Growing organically usually means expanding without relying heavily on mergers and acquisitions to generate added revenue. Mergers and acquisitions can often bring on complexity and organizational issues, which many executives want to avoid. But, unfortunately when times get tough, business executives often scramble to look for ways to grow revenue. In the long run, however, a business’ emphasis on organic growth is often more valued by many investors as it shows that leadership has a long term vision, superior knowledge of their served markets, the ability to develop and execute a strategic plan, a commitment to building the business, and have aligned their organization for success.

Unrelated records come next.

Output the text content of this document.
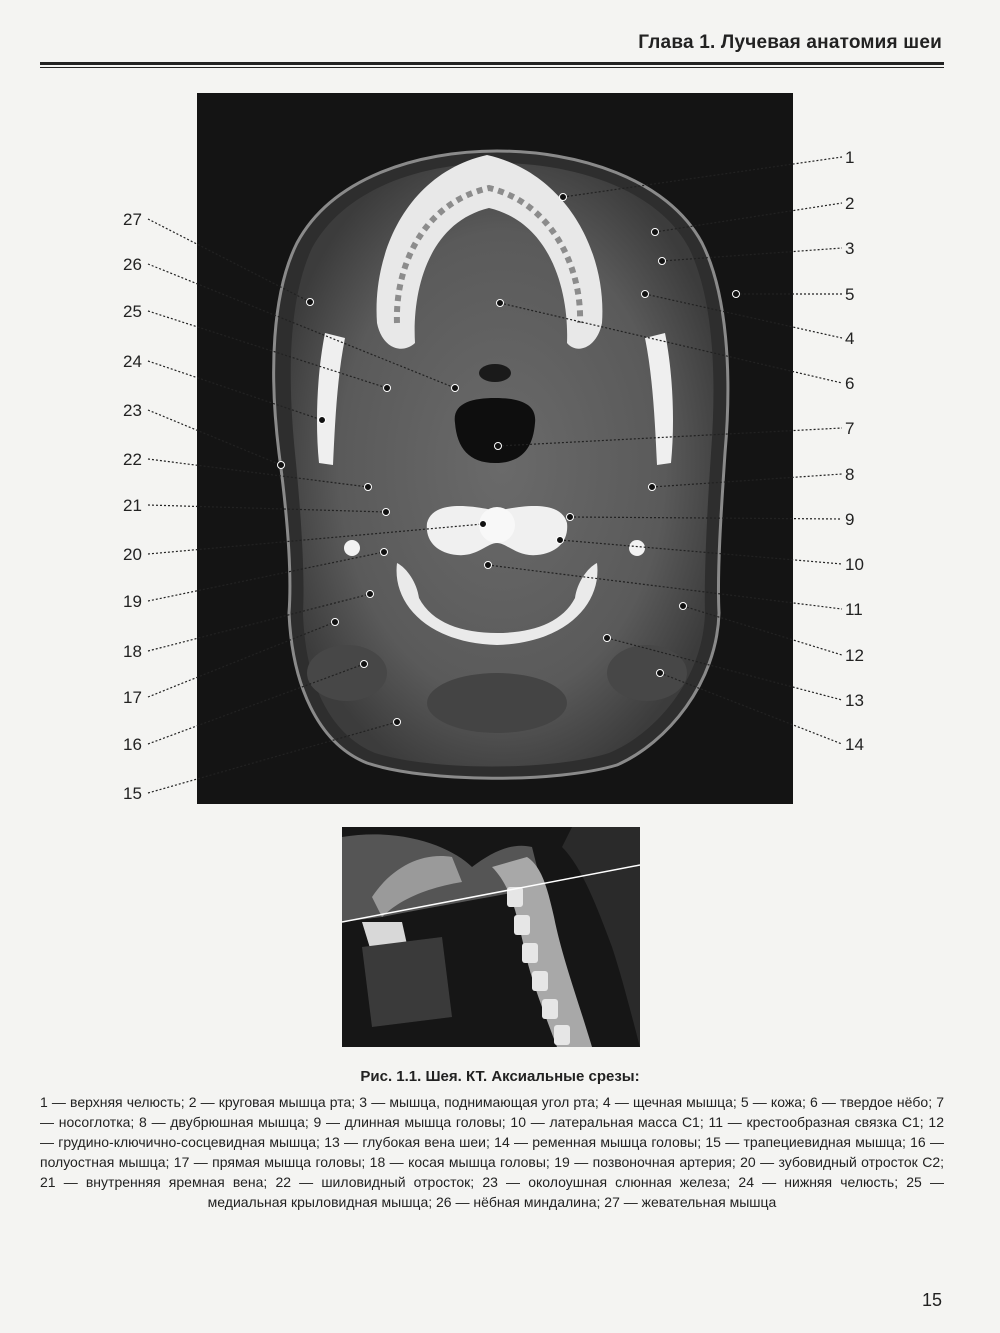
Глава 1. Лучевая анатомия шеи
1
2
3
5
4
6
7
8
9
10
11
12
13
14
27
26
25
24
23
22
21
20
19
18
17
16
15
Рис. 1.1. Шея. КТ. Аксиальные срезы:
1 — верхняя челюсть; 2 — круговая мышца рта; 3 — мышца, поднимающая угол рта; 4 — щечная мышца; 5 — кожа; 6 — твердое нёбо; 7 — носоглотка; 8 — двубрюшная мышца; 9 — длинная мышца головы; 10 — латеральная масса С1; 11 — крестообразная связка С1; 12 — грудино-ключично-сосцевидная мышца; 13 — глубокая вена шеи; 14 — ременная мышца головы; 15 — трапециевидная мышца; 16 — полуостная мышца; 17 — прямая мышца головы; 18 — косая мышца головы; 19 — позвоночная артерия; 20 — зубовидный отросток С2; 21 — внутренняя яремная вена; 22 — шиловидный отросток; 23 — околоушная слюнная железа; 24 — нижняя челюсть; 25 — медиальная крыловидная мышца; 26 — нёбная миндалина; 27 — жевательная мышца
15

While inorganic growth is certainly a viable and often employed strategy, there are several unique benefits that accrue to companies that grow organically. First, an organic growth strategy tends to be less expensive and less risky than acquisitive growth, as the growth is usually funded out of retained profits. It is also easier to maintain a consistent culture with organic growth, as there is no disruption or clash in management style often associated with integrating acquired businesses.
Most organic growth strategies target one or more of the following options:
- Selling existing products to existing customers
- Selling existing products to new customers
- Developing new products and services
- Expanding to new industries
- Developing new business models
In a recent survey of companies exhibiting successful organic growth over the past 3 years, McKenzie identified the top 9 capabilities associated with their success; 5 of the top 9 were, understanding the customer experience, customer insights, and data analytics, developing new products and services, and branding. In looking across all 5 of these capabilities, a single “common thread” can be identified – market and customer insights. Without a deep knowledge of the market and the customers that make up the market driving the direction of these 5 capabilities, companies would fail.
The chart below provides some examples of the types of research and analysis needed to provide the data and insight required to develop a successful organic business growth strategy. Without this type of information, the foundation of any organic growth strategy would be built on assumptions and guesses.
There is certainly a role for acquisitions in companies fueled by organic growth, as they can provide a company a head-start for organic growth. When mergers and acquisitions are utilized in conjunction with an overall organic growth strategy, its purpose is often to acquire a customer base, establish a strategic geographic location, or to create distribution infrastructure. For example, Amazon’s acquisition of Whole Foods will serve to jumpstart the organic growth play of AmazonFresh, several analysts have said that Whole Foods’ urban and suburban locations are so valuable for Amazon’s delivery business that the deal could be worth it even if the grocer all but stopped selling food. The purchase accelerates the timeline and potential for success of Amazon’s e-business home delivery food platform.
Investors will look at organic growth numbers as an indicator of the sustainability of a company’s growth over the long term. This is the preferred method of growth for investors since organic growth is less disruptive to the organization’s culture, incorporates less risk, and typically less costly to achieve. It does not provide a quick fix, and it does not guarantee a consistent growth in revenue and profits every quarter – but like organic apples, it is a proven growth strategy that builds a solid foundation for long term business health.